Serialization, Schema Compositionality and Apache Avro

24 September 2019 // Björn Beskow

Apache Avro, a Serialization framework originating from Hadoop, is rapidly becoming a popular choice for general Java Object Serialization in Apache Kafka based solutions, due to its compact binary payloads and stringent schema support. In its simplest form, it however lacks an important feature of a good Schema formalism: The ability to decompose a schema into smaller, reusable schema components. It can be accomplished, but requires some additional work or using an alternative Schema syntax.
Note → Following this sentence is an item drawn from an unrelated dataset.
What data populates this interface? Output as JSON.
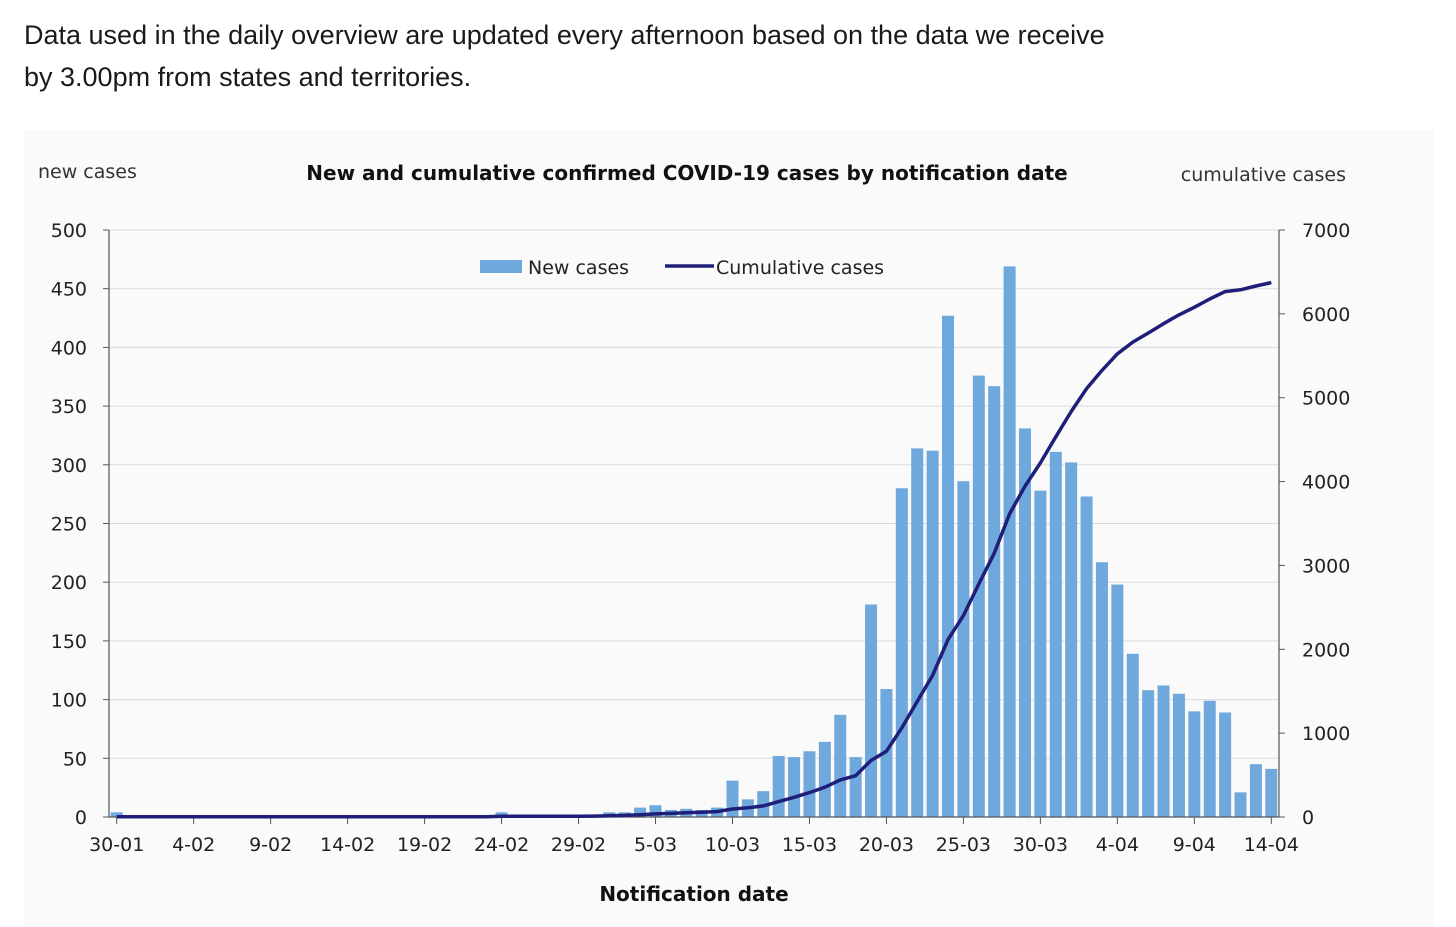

Serialization & Schema Formalisms

Data Serialization plays a central role in any distributed computing system, be it message-oriented or RPC-based. Ideally, the involved parties should be able to exchange data in a way that is both efficient and robust, and which can evolve over time. I’ve seen many data serialization techniques come and go during the last 20 years, shifting with the current technical trends: Fixed-position binary formats, tag-based binary formats, separator-based formats, XML, Json, etc. Early frameworks were usually backed by supporting tools (yes, I’m old enough to remember when Data Dictionaries were state of the art …), whereas more recent serialization frameworks usually provides a formal Schema language to enforce data correctness and enable contracts to evolve in a controlled way. The Schema formalism usually also provides a Data Binding mechanism to allow for easy usage in various programming languages.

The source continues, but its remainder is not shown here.